I know a customer who’s putting in MANMAN for the 3000 now. They decided that MANMAN, for the next 5-6 years, would be just right for this plant.

Do you want HP to release a version 8.0 of MPE/iX?

I think they should have a parking release, the one that they will be supporting through 2006. As a software vendor, I don’t want to invest in supporting six versions of MPE/iX. We’d be much happier having one version to support, if that version is as stable as previous releases. It would be in the customers’ best interest to move up to a parking release and look for support on that.

Is a 3000 emulator on Intel a good business proposition for this market? Would you test your products against such a thing if anybody could build one?

We’d take advice from our customers. If a customer said they would order a product on the emulator, we could make a business case for it. If the HP 3000 with the application you currently have on it is absolutely the right thing for your business for the next 10 years, because you’ll be able to get low cost CPUs under it. The issue isn’t low-cost CPUs, though. It’s supportability and extendibility. But the alternative is to run it on what they currently have, for 10 years. If I get beyond the 10-year point, there could be enough changes in technology that being on an Itanium processor could be an advantage. But I don’t see a huge advantage for most customers of running an emulator in the five year time frame at all.

It really comes down to what the community wants to do. As people think through this process, we’re finding less and less people who can justify a sustainability plan for using an emulator or staying on the 3000 beyond the 10-year-mark.

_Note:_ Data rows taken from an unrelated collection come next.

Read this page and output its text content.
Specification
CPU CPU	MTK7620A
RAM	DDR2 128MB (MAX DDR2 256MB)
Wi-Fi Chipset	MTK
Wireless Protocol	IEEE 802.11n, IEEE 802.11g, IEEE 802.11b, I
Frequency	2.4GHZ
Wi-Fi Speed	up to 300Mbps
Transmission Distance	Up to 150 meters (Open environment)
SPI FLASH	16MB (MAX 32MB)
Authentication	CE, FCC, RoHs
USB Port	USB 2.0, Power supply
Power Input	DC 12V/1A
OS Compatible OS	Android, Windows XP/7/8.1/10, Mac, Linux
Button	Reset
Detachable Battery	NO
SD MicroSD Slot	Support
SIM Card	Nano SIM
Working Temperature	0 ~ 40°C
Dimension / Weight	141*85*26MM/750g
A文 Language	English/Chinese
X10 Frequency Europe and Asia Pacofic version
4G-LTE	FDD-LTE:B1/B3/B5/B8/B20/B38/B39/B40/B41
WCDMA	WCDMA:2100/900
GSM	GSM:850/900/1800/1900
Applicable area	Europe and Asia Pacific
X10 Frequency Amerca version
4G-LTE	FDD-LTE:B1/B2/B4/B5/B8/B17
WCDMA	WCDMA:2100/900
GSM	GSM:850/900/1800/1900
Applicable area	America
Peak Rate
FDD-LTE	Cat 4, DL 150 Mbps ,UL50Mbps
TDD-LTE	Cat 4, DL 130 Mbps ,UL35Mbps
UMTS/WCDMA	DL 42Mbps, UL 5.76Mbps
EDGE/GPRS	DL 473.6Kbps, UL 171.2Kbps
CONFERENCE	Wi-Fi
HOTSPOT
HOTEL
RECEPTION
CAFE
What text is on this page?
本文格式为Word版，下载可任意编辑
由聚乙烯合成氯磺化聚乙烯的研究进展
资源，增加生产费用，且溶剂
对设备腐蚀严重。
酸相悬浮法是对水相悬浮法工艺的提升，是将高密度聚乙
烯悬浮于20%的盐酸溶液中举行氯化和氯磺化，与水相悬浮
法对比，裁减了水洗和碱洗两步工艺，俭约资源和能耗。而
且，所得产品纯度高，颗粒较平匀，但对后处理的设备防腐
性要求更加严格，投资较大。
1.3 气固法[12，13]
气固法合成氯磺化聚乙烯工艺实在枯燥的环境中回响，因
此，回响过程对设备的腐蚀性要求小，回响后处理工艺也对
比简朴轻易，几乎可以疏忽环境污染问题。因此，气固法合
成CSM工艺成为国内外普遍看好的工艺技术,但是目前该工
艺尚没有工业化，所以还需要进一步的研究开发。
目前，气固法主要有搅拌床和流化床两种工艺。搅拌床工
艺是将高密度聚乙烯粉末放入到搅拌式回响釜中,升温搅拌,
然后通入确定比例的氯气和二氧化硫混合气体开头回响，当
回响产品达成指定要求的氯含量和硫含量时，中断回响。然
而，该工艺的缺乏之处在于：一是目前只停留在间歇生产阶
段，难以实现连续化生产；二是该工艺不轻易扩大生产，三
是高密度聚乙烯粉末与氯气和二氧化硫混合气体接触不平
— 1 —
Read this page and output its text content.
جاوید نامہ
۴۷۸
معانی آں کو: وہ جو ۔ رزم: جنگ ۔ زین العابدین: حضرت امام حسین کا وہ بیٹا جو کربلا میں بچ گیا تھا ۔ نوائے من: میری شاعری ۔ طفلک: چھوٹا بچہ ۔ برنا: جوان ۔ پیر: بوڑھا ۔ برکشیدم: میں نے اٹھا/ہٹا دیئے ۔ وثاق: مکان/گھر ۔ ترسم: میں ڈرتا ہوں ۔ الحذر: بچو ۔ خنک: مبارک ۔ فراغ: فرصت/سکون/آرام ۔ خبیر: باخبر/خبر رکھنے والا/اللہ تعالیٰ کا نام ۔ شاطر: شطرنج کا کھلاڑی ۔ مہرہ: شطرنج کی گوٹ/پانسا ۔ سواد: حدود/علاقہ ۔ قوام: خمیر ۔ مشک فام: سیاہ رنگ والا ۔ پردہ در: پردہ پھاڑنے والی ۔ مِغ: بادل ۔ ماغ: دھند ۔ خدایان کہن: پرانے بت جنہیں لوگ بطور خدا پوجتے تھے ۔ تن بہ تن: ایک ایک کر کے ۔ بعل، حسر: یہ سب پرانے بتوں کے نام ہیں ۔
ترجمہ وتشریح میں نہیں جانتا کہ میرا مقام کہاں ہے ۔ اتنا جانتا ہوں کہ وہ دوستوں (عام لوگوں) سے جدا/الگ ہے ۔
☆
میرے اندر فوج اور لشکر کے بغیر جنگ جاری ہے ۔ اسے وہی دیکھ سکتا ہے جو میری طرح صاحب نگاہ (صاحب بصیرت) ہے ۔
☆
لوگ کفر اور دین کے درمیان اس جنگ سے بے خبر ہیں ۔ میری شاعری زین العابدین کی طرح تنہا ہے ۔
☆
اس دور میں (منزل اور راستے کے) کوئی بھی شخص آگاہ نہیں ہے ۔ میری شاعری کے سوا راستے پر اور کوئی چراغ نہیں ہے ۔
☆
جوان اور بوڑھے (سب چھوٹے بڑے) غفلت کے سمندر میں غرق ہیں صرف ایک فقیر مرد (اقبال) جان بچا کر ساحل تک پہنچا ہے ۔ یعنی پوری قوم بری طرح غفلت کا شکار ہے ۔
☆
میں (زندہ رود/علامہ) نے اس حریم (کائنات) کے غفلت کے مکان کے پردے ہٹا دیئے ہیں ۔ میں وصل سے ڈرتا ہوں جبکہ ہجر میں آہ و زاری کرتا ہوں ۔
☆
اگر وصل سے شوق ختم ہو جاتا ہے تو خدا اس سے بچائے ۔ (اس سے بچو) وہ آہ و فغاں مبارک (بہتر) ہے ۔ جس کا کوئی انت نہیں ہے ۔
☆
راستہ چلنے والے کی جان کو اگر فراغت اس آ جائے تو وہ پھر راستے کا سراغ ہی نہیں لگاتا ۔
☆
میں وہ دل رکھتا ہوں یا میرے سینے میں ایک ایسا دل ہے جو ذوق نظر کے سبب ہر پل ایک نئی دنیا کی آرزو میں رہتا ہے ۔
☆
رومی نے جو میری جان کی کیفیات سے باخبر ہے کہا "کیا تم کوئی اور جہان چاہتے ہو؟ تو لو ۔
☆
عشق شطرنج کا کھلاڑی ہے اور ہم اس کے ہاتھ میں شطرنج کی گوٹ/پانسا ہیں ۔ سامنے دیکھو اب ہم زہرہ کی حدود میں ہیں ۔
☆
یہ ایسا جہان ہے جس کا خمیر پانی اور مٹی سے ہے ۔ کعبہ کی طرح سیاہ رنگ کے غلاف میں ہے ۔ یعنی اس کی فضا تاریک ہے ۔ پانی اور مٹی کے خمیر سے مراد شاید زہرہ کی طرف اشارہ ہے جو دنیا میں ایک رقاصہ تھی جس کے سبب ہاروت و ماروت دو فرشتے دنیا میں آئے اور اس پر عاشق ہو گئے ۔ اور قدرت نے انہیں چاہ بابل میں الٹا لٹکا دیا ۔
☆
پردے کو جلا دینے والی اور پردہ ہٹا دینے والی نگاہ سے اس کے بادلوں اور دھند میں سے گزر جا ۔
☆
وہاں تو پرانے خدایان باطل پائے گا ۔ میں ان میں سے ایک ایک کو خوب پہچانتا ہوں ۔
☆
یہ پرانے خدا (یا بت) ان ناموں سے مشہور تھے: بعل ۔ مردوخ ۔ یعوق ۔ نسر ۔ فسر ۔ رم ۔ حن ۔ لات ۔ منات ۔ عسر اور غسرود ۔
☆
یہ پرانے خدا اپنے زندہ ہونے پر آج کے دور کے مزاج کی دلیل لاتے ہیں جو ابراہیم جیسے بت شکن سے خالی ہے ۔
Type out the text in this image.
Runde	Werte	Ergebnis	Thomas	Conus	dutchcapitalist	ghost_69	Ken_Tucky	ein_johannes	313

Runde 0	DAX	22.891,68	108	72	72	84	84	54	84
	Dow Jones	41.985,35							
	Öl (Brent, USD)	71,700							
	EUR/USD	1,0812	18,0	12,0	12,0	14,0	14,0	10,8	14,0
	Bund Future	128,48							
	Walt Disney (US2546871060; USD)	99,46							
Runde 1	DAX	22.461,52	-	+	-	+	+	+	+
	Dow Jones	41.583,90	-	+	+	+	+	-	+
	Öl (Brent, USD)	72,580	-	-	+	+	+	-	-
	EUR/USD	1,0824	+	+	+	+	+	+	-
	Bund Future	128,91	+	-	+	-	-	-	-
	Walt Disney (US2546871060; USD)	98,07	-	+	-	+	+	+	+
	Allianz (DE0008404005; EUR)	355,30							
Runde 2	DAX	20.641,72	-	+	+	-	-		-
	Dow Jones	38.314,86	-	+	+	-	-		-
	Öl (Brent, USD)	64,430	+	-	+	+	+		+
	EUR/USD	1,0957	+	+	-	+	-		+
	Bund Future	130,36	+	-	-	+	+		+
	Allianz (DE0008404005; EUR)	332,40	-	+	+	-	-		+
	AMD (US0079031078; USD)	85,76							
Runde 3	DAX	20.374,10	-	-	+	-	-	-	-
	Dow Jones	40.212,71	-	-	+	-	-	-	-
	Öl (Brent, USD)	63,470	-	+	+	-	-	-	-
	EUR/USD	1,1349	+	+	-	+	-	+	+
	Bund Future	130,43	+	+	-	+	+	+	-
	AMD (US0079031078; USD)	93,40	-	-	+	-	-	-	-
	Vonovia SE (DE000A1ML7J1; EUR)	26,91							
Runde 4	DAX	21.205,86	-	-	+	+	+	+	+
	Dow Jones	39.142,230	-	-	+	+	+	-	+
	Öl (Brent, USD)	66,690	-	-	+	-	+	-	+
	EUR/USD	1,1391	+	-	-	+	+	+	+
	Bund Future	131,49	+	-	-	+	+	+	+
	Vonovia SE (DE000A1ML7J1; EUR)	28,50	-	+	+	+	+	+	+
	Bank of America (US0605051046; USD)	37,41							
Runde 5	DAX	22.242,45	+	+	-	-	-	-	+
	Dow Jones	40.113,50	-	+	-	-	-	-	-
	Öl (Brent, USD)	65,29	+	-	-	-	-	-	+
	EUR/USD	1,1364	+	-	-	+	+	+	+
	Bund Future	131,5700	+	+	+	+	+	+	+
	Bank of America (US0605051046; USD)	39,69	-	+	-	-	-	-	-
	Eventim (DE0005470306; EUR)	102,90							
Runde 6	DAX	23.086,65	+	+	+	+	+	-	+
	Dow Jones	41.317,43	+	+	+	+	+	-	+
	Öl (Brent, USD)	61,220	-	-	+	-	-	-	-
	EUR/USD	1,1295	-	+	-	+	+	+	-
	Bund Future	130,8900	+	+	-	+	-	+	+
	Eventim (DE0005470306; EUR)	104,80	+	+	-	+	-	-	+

Why 10 years, do you think?

Things change a lot. I’ve sat in meetings where I’ve said, “And what’s going to happen in the 10-year timeframe?” People say, “I don’t care, I’m retiring by then. I’m retiring on the 3000, and I don’t care. I just don’t want to have to go through another learning curve.”

What does the 3000 community have that it can teach the rest of the IT industry?

The biggest thing about the 3000 community is that it is a community. There was always that feeling. People know each other by first names. If I say “Alfredo,” 98 percent of the 3000 community knows who that is. If I say “Bob Green,” people know who that is. That’s one of the areas where the rest of the IT industry could learn.

Can that kind of community be built without face to face meetings?

We’re going to have to learn, but the technology is evolving. We could be having this meeting with both of us on minicams. I remember much slower modems than I want to remember. But it’s hard to go for a beer in a virtual world. SIG-BAR, which is the Special Interest Group for Brainstorming and Advanced Research, lived for many years and assisted in solving the problems of the world. There’s something about discussing things over the beverage of your choice.

One of the things that should come out of this as a learning experience is that all of the pieces you need to do are the same as far as platforms. It all has to do with the applications. The HP community doesn’t have a single platform destination.

Most of the people in the 3000 community are lucky we got more than we bargained for with the HP 3000. We have a phenomenal environment with a low cost of ownership that would sit and run by itself. So, many people are in a state where they have the attendants flying the plane. That’s going to cause them a problem, because we have to change direction.